Lysandre franziu o cenho, surpreso pelo comportamento do animal. Ele tinha certo apego pela vaca.

— O que devemos fazer? — o platinado questionou enquanto os dois desciam em direção ao curral. Lysandre encontrava-se um pouco perdido, pois nunca havia enfrentado uma situação dessas em seus anos na roça. Apenas ouvia casos semelhantes vindo de fazendeiros vizinhos.

— Eu separei os dois de baía, a Julieta tá muito estressada — Chico respondeu, tendo os dois chegado ao curral.

Não precisaram caminhar muito e pararam em frente à baía onde se encontrava o recém-nascido sem nome. Encolhido, o bezerro permanecia deitado bem no cantinho, sozinho e desamparado. Todo malhado com as cores preta e branca, o animal era uma fofura aos olhos.
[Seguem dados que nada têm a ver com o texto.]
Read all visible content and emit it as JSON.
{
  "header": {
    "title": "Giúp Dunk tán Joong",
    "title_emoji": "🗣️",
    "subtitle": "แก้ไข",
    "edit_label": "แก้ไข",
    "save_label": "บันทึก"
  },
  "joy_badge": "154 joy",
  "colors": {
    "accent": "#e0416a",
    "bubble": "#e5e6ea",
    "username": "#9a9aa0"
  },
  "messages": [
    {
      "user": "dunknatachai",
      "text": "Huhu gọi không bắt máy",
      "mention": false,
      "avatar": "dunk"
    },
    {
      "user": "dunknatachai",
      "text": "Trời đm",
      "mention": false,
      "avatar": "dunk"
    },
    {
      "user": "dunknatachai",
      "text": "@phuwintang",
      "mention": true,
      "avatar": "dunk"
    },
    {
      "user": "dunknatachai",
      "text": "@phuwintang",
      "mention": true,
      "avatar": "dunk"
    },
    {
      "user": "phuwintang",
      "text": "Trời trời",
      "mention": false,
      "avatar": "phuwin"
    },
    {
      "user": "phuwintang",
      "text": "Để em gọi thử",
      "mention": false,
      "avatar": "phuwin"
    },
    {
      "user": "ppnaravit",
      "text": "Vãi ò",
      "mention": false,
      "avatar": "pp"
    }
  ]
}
— O bezerro não mamou até agora, tá começando a me deixar preocupado…

— Não acha melhor chamarmos o doutor Luís? — Lysandre sugeriu, referindo-se ao veterinário que clinicava na região e antigo amigo de seus pais.

— Ele foi passar uns dias com a filha na capital e só volta na próxima semana — Francisco replicou, tirando o boné surrado e coçando a cabeça, pensativo.
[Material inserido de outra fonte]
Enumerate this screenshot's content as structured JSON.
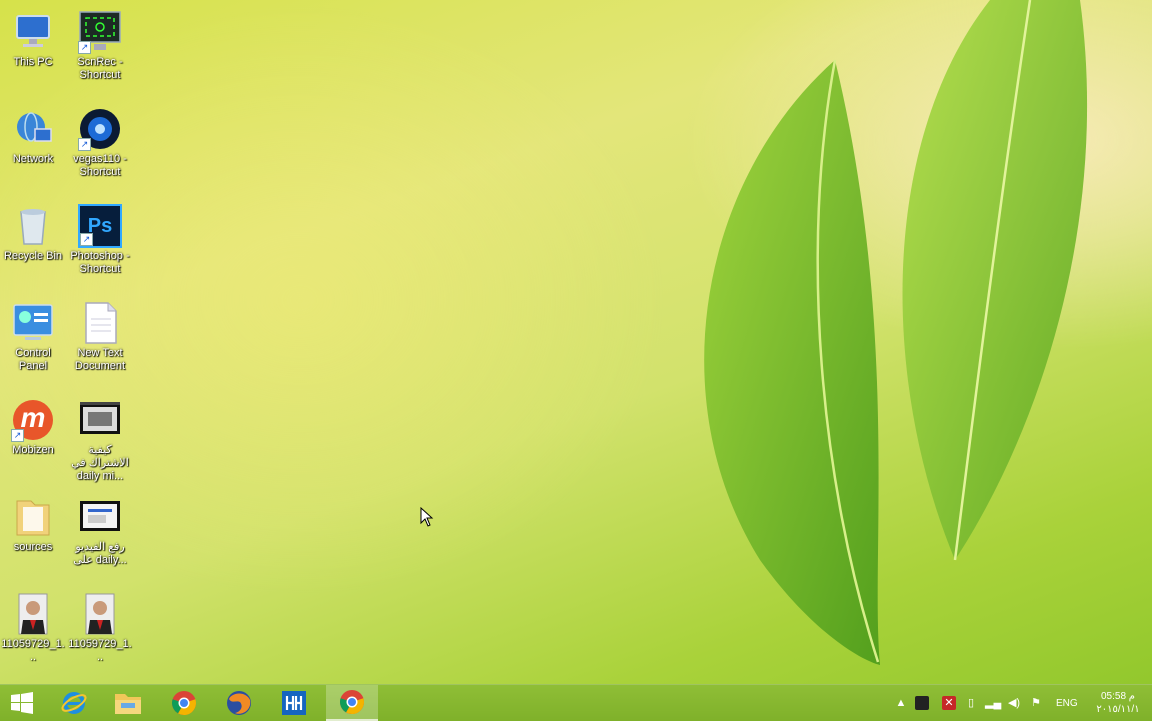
{
  "desktop": {
    "icons": [
      {
        "label": "This PC",
        "icon": "this-pc-icon"
      },
      {
        "label": "ScnRec - Shortcut",
        "icon": "screen-recorder-icon"
      },
      {
        "label": "Network",
        "icon": "network-icon"
      },
      {
        "label": "vegas110 - Shortcut",
        "icon": "vegas-icon"
      },
      {
        "label": "Recycle Bin",
        "icon": "recycle-bin-icon"
      },
      {
        "label": "Photoshop - Shortcut",
        "icon": "photoshop-icon"
      },
      {
        "label": "Control Panel",
        "icon": "control-panel-icon"
      },
      {
        "label": "New Text Document",
        "icon": "text-document-icon"
      },
      {
        "label": "Mobizen",
        "icon": "mobizen-icon"
      },
      {
        "label": "كيفية الاشتراك في daily mi...",
        "icon": "video-file-icon"
      },
      {
        "label": "sources",
        "icon": "folder-icon"
      },
      {
        "label": "رفع الفيديو على daily...",
        "icon": "video-file-icon"
      },
      {
        "label": "11059729_1...",
        "icon": "photo-icon"
      },
      {
        "label": "11059729_1...",
        "icon": "photo-icon"
      }
    ],
    "photoshop_glyph": "Ps",
    "mobizen_glyph": "m"
  },
  "taskbar": {
    "apps": [
      {
        "name": "start",
        "icon": "windows-logo-icon"
      },
      {
        "name": "internet-explorer",
        "icon": "internet-explorer-icon"
      },
      {
        "name": "file-explorer",
        "icon": "folder-icon"
      },
      {
        "name": "chrome",
        "icon": "chrome-icon"
      },
      {
        "name": "firefox",
        "icon": "firefox-icon"
      },
      {
        "name": "app",
        "icon": "app-icon"
      },
      {
        "name": "chrome-active",
        "icon": "chrome-icon"
      }
    ],
    "tray": {
      "language": "ENG",
      "time": "05:58 م",
      "date": "٢٠١٥/١١/١"
    }
  },
  "colors": {
    "taskbar": "#86b830",
    "accent_leaf": "#6fb82a"
  }
}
Lysandre apoiou os braços sobre a madeira da porteira da baía, observando o animal que mal parecia se mexer.

— Tem a doutora Clarice, neta da dona Gleice — Chico afirmou, recolocando o boné no lugar.

Lysandre ergueu os olhos, contemplativo e tentando associar nome com pessoa, afinal, dona Gleice era sua vizinha e também amiga de seus pais. Não podia ser a pessoa que passou por sua mente.

— Eu vou chamar ela pra cuidar do bezerro. — O caseiro começou a se afastar.

— Não é cedo demais para ir até lá? — Lysandre questionou, pois pouco passava das seis da manhã.

— O cedo é só amanhã, seu Lysandre. — Chico deu sua risada engraçada antes de começar a caminhar para fora do curral.

Apesar de meses, Lys não se acostumara novamente com todos acordando tão cedo — ou mesmo ainda de madrugada —. A vida na cidade havia lhe dado alguns maus hábitos…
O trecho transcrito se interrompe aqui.